146 new insect genomes on Ensembl Rapid Release

The latest update to the Ensembl Rapid Release brought 146 winged insect genome assemblies covering 94 different species across Lepidoptera and Hymenoptera orders. The majority of these come from the Darwin Tree of Life project.

The Darwin Tree of Life (DToL) project aims to sequence the genomes of around 70,000 eukaryotic species in the British Isles and preserve their digital records. It is a multi-discipline collaboration across genomics, ecology, and taxonomy with a potential of revolutionising the way we do biology and conservation. Our role in this effort is to annotate these newly sequenced genomes and freely provide this data through the Ensembl genome browser. We have recently adapted our automated annotation pipelines to non-vertebrate eukaryotic genomes to be able to annotate a broader spectrum of genomic biodiversity, beyond vertebrates.

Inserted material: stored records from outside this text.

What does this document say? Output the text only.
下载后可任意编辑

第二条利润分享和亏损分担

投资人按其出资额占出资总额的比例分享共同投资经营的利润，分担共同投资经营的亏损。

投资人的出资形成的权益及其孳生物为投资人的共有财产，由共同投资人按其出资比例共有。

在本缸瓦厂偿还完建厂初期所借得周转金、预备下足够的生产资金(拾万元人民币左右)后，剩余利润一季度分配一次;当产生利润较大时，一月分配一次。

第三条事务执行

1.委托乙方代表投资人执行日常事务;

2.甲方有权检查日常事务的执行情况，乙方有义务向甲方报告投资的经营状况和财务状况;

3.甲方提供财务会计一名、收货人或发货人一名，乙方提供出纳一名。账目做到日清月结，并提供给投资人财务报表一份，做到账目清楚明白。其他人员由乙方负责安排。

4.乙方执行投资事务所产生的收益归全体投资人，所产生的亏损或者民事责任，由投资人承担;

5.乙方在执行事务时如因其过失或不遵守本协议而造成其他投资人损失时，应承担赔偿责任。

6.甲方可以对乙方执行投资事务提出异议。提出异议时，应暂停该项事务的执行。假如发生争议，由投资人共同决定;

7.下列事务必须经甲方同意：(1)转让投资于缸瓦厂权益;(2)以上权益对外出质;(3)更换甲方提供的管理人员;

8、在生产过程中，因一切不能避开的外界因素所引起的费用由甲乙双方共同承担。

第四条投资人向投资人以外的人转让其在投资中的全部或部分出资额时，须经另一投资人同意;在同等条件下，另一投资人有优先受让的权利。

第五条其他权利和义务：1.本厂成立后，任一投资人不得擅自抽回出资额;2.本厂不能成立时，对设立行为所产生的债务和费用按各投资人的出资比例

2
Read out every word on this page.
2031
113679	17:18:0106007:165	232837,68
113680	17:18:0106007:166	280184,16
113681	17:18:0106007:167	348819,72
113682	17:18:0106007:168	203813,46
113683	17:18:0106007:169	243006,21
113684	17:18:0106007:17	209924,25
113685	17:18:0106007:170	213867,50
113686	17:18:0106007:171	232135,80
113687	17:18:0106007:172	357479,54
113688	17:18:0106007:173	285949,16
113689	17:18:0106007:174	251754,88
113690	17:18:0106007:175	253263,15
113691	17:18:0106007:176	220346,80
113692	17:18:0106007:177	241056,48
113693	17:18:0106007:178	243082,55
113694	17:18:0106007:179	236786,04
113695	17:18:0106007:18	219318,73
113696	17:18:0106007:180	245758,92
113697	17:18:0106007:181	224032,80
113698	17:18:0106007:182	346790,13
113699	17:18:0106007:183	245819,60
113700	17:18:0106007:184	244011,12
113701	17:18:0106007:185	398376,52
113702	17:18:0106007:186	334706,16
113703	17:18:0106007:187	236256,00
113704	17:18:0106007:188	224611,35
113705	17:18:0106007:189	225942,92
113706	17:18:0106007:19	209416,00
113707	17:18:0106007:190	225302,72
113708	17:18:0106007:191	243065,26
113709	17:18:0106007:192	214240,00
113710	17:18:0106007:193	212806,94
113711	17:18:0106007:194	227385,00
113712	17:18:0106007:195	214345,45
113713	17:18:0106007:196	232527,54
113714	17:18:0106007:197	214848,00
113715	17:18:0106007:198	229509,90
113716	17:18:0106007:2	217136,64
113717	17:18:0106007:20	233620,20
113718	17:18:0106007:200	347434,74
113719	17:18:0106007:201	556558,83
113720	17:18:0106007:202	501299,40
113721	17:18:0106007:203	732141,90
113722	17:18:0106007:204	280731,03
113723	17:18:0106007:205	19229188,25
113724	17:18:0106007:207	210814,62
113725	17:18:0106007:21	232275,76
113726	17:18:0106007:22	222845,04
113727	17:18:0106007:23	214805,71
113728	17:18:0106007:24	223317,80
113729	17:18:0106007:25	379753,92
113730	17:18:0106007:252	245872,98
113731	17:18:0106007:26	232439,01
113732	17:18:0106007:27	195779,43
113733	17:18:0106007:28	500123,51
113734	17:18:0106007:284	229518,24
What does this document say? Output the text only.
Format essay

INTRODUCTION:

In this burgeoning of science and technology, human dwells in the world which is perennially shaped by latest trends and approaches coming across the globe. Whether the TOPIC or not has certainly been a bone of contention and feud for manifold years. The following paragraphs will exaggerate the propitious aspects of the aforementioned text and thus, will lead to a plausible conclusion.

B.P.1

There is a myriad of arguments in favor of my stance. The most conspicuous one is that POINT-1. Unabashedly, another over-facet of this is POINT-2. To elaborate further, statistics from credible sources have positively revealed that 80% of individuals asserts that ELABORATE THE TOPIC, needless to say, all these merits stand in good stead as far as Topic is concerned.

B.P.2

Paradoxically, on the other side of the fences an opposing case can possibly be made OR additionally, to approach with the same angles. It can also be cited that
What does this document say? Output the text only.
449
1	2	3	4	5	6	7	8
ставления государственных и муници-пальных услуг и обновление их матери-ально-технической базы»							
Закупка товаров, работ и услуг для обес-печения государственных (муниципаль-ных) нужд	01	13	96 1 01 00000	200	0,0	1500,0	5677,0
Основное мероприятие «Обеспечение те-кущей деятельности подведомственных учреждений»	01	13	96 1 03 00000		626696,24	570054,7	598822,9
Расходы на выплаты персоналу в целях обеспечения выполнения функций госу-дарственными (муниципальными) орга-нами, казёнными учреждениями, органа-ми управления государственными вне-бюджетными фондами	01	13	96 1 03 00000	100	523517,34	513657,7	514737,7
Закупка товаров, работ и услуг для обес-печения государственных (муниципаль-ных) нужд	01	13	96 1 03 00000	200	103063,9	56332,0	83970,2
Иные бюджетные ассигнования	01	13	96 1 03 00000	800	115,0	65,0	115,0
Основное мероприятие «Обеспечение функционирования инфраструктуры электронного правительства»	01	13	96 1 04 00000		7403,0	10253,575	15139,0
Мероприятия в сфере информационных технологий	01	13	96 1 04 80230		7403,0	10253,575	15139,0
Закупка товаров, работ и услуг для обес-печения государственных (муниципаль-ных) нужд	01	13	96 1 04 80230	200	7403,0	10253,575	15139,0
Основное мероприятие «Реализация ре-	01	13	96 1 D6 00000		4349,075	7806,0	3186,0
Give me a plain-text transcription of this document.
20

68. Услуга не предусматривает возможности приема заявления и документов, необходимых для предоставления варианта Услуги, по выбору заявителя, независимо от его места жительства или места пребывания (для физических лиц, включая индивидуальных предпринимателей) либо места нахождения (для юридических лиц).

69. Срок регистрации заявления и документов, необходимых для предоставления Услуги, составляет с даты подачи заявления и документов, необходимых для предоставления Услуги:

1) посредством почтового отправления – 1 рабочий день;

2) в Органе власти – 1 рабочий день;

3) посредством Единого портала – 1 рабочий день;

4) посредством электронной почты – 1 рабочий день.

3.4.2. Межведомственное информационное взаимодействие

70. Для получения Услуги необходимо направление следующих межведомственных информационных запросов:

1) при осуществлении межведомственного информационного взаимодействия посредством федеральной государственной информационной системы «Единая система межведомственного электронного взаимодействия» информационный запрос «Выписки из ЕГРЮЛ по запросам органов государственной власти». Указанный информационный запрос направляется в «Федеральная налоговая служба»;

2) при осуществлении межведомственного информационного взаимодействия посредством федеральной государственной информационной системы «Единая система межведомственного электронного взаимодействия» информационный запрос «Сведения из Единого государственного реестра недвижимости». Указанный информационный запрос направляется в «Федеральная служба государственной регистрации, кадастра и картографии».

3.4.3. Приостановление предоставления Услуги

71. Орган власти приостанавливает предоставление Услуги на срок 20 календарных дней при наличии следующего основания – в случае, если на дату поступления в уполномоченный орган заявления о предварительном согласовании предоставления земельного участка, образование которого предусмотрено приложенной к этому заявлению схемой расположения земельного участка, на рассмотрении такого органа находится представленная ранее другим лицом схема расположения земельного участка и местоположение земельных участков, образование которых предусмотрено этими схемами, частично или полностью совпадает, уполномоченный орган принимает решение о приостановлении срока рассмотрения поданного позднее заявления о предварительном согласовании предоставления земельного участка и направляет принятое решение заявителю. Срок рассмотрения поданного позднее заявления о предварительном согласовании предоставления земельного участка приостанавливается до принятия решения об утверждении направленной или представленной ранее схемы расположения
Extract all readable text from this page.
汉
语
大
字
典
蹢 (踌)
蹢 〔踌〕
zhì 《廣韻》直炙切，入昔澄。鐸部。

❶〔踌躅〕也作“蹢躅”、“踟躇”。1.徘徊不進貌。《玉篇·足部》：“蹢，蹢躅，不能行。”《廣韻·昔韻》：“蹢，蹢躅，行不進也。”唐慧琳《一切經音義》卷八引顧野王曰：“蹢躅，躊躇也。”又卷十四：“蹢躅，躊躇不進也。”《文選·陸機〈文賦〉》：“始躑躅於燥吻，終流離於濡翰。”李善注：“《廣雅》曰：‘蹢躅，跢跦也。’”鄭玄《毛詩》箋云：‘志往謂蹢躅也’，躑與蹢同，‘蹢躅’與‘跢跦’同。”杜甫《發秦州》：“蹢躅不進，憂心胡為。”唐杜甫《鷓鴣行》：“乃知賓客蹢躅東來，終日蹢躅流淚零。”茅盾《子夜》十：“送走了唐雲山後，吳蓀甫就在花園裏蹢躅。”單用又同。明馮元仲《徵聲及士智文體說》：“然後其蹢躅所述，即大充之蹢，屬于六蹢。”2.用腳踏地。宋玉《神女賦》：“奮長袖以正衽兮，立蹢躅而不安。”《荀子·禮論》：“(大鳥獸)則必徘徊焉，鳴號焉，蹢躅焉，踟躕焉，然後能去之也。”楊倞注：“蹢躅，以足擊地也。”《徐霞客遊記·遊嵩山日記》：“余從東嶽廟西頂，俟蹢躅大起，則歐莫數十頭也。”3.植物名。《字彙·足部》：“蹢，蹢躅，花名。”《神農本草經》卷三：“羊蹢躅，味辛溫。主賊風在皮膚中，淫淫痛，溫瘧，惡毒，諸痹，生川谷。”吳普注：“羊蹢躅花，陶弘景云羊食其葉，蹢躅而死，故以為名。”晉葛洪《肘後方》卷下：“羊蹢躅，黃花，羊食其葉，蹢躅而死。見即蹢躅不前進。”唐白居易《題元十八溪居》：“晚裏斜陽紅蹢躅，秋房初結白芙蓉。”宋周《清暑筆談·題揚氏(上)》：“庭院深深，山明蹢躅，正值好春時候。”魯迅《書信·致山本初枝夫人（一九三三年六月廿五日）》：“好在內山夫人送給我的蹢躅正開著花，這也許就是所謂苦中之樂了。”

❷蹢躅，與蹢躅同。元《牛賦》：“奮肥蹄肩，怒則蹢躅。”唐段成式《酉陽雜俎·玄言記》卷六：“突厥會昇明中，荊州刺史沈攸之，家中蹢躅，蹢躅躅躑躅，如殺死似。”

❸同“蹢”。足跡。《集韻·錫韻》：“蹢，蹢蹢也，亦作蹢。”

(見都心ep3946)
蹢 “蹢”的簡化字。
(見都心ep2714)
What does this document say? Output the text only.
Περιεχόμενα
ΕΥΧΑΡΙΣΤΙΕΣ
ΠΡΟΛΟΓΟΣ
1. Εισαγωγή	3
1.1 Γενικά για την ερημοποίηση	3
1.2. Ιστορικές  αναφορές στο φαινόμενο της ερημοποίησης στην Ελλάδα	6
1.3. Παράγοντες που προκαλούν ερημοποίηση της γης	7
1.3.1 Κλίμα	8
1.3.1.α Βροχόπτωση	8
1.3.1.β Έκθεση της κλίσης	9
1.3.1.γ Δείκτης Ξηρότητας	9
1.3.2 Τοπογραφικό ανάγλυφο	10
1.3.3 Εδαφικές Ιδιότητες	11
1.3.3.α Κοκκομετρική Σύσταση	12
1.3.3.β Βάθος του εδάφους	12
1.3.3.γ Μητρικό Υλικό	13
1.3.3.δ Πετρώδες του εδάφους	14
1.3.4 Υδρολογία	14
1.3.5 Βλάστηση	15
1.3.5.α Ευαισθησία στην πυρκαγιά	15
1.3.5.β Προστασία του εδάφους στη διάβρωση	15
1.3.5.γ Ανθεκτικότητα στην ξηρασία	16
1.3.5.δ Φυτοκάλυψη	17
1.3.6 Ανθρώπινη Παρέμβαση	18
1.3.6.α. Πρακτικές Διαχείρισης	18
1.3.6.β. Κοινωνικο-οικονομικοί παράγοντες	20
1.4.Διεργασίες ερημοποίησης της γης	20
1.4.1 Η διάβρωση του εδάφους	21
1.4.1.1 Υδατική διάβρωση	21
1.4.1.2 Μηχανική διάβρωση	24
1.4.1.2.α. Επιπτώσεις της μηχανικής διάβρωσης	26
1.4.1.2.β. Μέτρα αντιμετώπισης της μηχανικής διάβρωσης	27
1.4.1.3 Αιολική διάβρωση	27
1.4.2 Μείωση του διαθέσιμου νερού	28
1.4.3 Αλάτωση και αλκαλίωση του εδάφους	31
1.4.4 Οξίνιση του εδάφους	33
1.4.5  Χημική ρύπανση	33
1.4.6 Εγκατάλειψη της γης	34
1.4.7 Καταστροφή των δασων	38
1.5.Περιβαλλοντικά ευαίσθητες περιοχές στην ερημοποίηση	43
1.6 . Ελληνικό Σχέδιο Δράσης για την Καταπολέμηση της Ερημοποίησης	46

We distribute this new data through the Ensembl Rapid Release – our lightweight genome browser designed to release the latest genome annotation for a large number of vertebrate and non-vertebrate species every two weeks. The latest Ensembl Rapid Release update includes 146 genome assemblies, from 94 species of winged insects, belonging to 59 different genera:

Number of new species across Hymenoptera and Lepidoptera

All but 20 of these come from the DToL project. They will complement the 14 Lepidoptera species from the DToL, that we already host on the Ensembl Rapid Release site. As the genomes produced by the DToL are phased, both copies of the chromosomes can be reconstructed for each diploid species. The genome assembly is usually a haploid representation of the genome, therefore these genomes are then split into two assemblies: the primary haplotype and the alternative haplotype. The primary haplotypes have gone through an additional step of manual curation and are chromosomal level assemblies of highest quality, recommended for downstream analysis. The alternative haplotypes have not been manually curated and thus might have artificial duplications, or missing sequences, and are generally available at the scaffold level only. For species where the alternative haplotype is of high quality, Ensembl has also generated a full gene set annotation, using the same process and data as generating the gene set for the primary haplotype. Therefore, many of the new species will have gene annotations on both the primary and the alternate haplotype. Having two sets of annotated chromosomes captures a greater deal of the genetic diversity and their comparison might reveal interesting biological differences. For many of these species, it is the first-ever molecular data produced, which will help to refine the taxonomy, understand their evolution, and aid protection and restoration of biodiversity.